StartSandboxedProcess was missing a Release call, so this was always
leaking. Use scoped_refptr instead to fix that and prevent it from
happening in the future.

BUG=663019
CQ_INCLUDE_TRYBOTS=master.tryserver.chromium.win:win10_chromium_x64_rel_ng

Review-Url: https://codereview.chromium.org/2646043002
Cr-Commit-Position: refs/heads/master@{#448371}

[modify] https://crrev.com/17e392b12a3b8a59fc3ca9265d1d89cda2a5509d/content/common/sandbox_init_win.cc
[modify] https://crrev.com/17e392b12a3b8a59fc3ca9265d1d89cda2a5509d/content/common/sandbox_win.cc
[modify] https://crrev.com/17e392b12a3b8a59fc3ca9265d1d89cda2a5509d/sandbox/win/sandbox_poc/main_ui_window.cc
[modify] https://crrev.com/17e392b12a3b8a59fc3ca9265d1d89cda2a5509d/sandbox/win/src/broker_services.cc
[modify] https://crrev.com/17e392b12a3b8a59fc3ca9265d1d89cda2a5509d/sandbox/win/src/broker_services.h
[modify] https://crrev.com/17e392b12a3b8a59fc3ca9265d1d89cda2a5509d/sandbox/win/src/policy_target_test.cc
[modify] https://crrev.com/17e392b12a3b8a59fc3ca9265d1d89cda2a5509d/sandbox/win/src/sandbox.h
[modify] https://crrev.com/17e392b12a3b8a59fc3ca9265d1d89cda2a5509d/sandbox/win/tests/common/controller.cc
[modify] https://crrev.com/17e392b12a3b8a59fc3ca9265d1d89cda2a5509d/sandbox/win/tests/common/controller.h

Does this CL complete this task and is the status now fixed?

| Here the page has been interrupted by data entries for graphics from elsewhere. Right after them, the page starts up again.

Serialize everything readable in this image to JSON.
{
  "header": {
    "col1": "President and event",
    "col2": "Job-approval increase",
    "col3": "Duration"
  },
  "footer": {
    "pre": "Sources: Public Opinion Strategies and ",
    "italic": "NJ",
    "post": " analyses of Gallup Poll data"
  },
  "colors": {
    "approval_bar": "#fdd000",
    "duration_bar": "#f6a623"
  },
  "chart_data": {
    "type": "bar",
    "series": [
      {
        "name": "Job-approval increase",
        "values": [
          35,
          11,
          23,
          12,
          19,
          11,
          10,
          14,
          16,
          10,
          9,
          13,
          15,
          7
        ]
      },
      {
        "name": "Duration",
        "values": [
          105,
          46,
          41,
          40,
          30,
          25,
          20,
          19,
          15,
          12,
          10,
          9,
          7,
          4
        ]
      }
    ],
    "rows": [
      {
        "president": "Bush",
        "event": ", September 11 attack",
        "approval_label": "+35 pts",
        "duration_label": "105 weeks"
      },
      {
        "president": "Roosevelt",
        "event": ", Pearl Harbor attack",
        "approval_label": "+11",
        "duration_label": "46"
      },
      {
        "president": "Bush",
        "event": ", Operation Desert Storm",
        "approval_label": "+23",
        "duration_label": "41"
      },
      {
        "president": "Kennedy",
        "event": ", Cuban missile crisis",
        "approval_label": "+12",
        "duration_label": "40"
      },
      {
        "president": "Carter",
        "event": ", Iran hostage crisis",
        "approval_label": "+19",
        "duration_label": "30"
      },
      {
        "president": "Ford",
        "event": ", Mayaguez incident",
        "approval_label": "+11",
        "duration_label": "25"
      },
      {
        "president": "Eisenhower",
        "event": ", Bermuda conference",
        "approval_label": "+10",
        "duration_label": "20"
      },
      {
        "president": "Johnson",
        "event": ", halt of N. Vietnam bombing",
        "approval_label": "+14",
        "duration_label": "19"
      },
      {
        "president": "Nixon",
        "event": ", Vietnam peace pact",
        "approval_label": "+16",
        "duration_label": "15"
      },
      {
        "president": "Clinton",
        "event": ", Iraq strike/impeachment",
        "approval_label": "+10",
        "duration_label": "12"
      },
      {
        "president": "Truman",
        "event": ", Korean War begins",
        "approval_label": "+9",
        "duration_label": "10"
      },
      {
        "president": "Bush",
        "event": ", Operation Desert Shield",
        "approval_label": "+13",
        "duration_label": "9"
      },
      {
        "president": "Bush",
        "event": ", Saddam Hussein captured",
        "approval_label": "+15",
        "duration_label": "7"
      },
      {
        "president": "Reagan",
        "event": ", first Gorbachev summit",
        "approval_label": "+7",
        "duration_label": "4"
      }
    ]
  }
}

I think it still leaks if --allow-no-sandbox-job is specified on the command line .

I think we could leave it as this since this is a very edge case used by a ever diminishing (but non-zero) population of users running Chrome on Windows Server 2008 R2 in a terminal services environment. Some day in the not so distant future we will drop support for Win 7 which will include 2k8 R2 and then we can completely remove the code servicing this flag too.